Rating agencies have come under file for their opaqueness and weak governance as investments in ESG funds have grown exponentially.
The latest figures from Refinitiv Lipper show total assets under management across all ESG funds stood at $33.3 trillion at end-March.
ESG ratings typically measure a company’s exposure to and management of financially relevant ESG factors.
This can range from carbon emissions to data privacy and board diversity. Every provider will weight these factors differently. Only a few will measure a company’s impact on the environment and the outside world.
Critics note that this leads to confusion among investors who may be surprised that an ESG fund can hold oil or mining stocks, or wonder why the same electric carmaker can be simultaneously ranked as less and more ESG-friendly than a combustion engine-reliant rival.
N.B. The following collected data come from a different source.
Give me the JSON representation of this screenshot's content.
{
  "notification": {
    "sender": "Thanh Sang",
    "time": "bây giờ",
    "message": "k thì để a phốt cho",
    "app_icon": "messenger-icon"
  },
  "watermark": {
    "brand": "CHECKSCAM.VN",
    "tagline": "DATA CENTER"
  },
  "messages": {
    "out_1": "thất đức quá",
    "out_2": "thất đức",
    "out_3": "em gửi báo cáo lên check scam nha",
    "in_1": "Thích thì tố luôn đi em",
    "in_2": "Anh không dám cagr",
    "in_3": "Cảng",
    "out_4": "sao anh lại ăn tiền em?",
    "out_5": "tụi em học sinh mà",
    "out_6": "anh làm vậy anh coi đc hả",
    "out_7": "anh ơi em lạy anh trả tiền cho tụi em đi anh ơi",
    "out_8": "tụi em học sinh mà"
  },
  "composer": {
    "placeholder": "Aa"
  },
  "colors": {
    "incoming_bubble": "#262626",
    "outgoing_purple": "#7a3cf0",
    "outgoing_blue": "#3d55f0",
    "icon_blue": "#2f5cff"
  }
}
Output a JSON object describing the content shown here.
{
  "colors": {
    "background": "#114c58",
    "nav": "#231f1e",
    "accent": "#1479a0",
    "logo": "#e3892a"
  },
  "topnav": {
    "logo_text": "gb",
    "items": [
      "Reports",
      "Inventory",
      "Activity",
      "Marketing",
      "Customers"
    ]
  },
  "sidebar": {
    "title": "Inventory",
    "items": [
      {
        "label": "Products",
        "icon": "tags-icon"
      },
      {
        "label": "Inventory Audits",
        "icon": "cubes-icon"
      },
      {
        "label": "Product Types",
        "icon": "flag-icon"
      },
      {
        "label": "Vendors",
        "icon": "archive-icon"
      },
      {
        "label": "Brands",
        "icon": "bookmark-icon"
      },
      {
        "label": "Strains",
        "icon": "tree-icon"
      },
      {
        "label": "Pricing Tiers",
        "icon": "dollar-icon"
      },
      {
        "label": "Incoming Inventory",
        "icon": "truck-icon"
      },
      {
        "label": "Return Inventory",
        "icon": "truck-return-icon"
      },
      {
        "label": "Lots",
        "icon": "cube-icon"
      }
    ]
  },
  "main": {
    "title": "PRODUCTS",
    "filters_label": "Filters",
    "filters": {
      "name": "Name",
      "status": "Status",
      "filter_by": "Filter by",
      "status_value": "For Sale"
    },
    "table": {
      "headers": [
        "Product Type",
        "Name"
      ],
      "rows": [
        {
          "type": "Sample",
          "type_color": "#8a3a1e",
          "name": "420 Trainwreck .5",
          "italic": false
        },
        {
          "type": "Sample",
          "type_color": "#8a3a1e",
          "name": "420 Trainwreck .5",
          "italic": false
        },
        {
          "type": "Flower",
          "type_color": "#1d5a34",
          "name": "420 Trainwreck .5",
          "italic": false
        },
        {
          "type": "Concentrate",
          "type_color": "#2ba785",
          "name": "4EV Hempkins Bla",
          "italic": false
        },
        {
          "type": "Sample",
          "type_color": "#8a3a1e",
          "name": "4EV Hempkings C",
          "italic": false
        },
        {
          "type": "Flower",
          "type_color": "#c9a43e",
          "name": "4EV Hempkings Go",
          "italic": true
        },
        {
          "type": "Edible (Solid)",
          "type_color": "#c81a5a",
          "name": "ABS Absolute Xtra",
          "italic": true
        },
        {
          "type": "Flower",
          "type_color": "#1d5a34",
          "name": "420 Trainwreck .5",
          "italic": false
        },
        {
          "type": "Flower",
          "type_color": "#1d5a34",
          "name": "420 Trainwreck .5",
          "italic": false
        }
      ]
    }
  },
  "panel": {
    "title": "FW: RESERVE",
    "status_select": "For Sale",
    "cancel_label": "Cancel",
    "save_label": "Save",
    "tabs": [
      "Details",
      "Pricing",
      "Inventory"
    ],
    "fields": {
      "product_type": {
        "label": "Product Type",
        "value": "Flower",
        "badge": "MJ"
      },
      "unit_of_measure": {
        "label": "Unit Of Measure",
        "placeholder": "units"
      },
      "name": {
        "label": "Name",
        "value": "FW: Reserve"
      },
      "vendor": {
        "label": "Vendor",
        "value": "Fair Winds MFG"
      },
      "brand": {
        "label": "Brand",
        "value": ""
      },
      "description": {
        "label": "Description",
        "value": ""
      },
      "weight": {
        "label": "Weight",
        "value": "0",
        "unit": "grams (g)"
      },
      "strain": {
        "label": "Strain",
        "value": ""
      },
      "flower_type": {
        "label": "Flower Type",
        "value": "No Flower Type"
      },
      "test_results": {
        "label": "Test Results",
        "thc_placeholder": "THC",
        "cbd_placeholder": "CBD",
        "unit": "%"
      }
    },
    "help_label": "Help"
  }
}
This explains why a survey commissioned by the Commission last year found that eight in ten said the system was not functioning well. In addition, over 90% believed that intervention was needed.
Under the proposals, providers will have to publish their methodologies as well as disclose potential conflicts of interest, separating business and activities.
They will be regulated by the European Securities and Markets Authority (ESMA) who could force them to end a breach of the rules, comply with an investigation, or conduct on-site inspections,
ESMA will also be able to impose a fine of up to 10% of the total annual net turnover of the ratings provider. This could be for a maximum period of six months and equal to 3% of the average daily turnover generated by the ratings agency in the year prior to the penalty.
ESG ratings providers would also be subject to a fee covering all administrative costs incurred by ESMA.
Total annual costs to conduct new functions would increase for ESMA by approximately €3.7-3.8m, according to the draft proposal document.
In addition, ESMA could revoke or suspend the authorisation of an ESG rating if rules are infringed or the provider has not conducted its business for a period of nine months.